ORYOL — French drug maker Sanofi on Tuesday moved to a new stage of producing insulin here at a plant that has enough capacity to meet the full demand on the local market.

The change marked a further step in the arrival of foreign drug manufacturing majors to manufacture — not just sell — in Russia.

Sanofi will still import the drug's main ingredient from Germany, but from now on, the company will convert it into the end product locally, performing a full cycle of production.

"Our motivation was to be acknowledged as a local manufacturer," Martin Siewert, the Paris-based company's vice president for industrial affairs, said in an interview. "It should be recognized in the health care system that we produce locally."

France’s Sanofi will still import the drug’s main ingredient from Germany.

The status will hopefully bring benefits during government tenders for the medicine, he said. Under state purchasing rules, local producers can win contracts even if their prices are higher by a certain percentage than what foreign suppliers offer.

Europe's biggest drug maker, Sanofi owns 51 percent of the plant, which is located 370 kilometers southwest of Moscow. Russian businessman Sergei Dokuchayev owns the rest.

The plant can produce up to 30 million doses of insulin a year, enough to sustain about 1 million diabetes patients taking the medicine.

Siewert declined to say when the operation in Oryol will run at full throttle, saying only that in three years it will have a "high capacity of utilization."

Planes deliver insulin crystals from Sanofi's plant in Frankfurt to Moscow in refrigerated containers. The substance then travels to Oryol by truck for about six hours, where machines turn it into a solution and pour it into cartridges. They then equip them with a needle, making an end product looks like a pen.

The German plant is "almost 10 times as big" as the Oryol operation, Siewert said, adding the exact capacity of the Frankfurt facility was confidential.

Asked if insulin will be cheaper when made in Russia, Siewert said, "Not necessarily."

At Oryol, compressed air hissed as steel manipulators plucked caps to put them on the insulin pens. Employees in green polyester headwear — often in sterile rooms behind large panels of glass — made sure the machines worked properly.

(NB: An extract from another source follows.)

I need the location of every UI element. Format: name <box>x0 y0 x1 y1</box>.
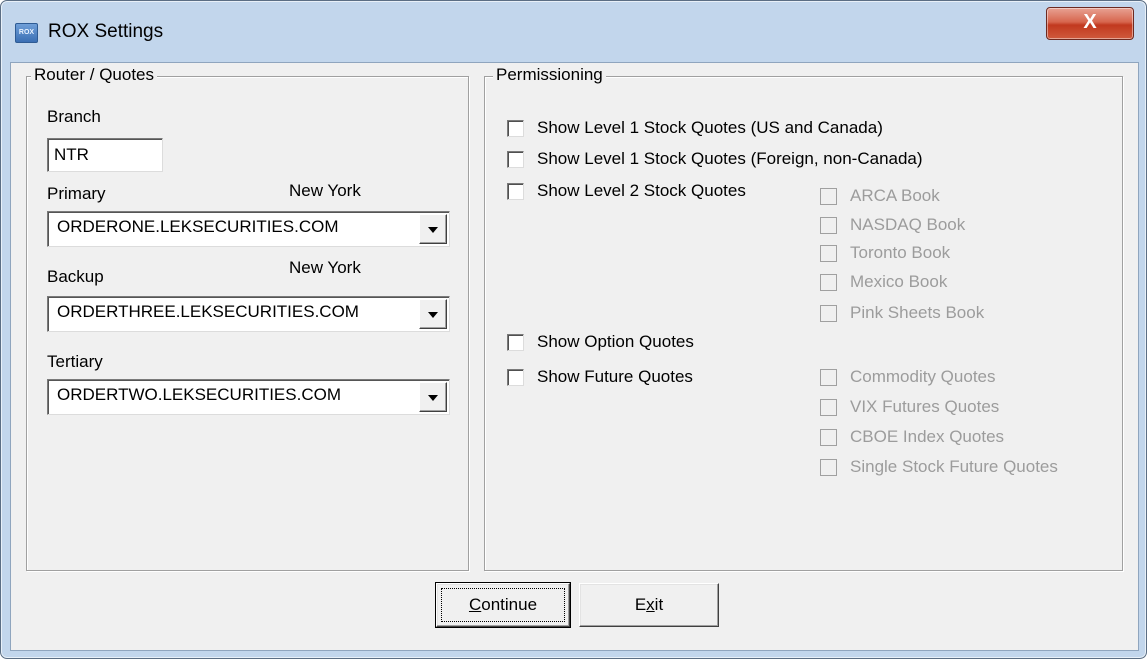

Sanofi acquired control of the plant from a Polish firm in 2010, and has since produced test batches of the medicine. It's the company's second plant worldwide to produce insulin pens.

Foreign pharmaceutical companies have been setting up production units in Russia as the market is showing promise of further expansion.

Another insulin producer, Denmark's Novo Nordisk in April 2012 broke ground in the Kaluga region on a $100 million plant that will fill cartridges with the drug.

Japan's Takeda Pharmaceutical completed building its $97 million plant in Yaroslavl in September for making products like Cardiomagnyl.

Novartis is building a $140 million facility in St. Petersburg for producing generic drugs. Construction began in 2011.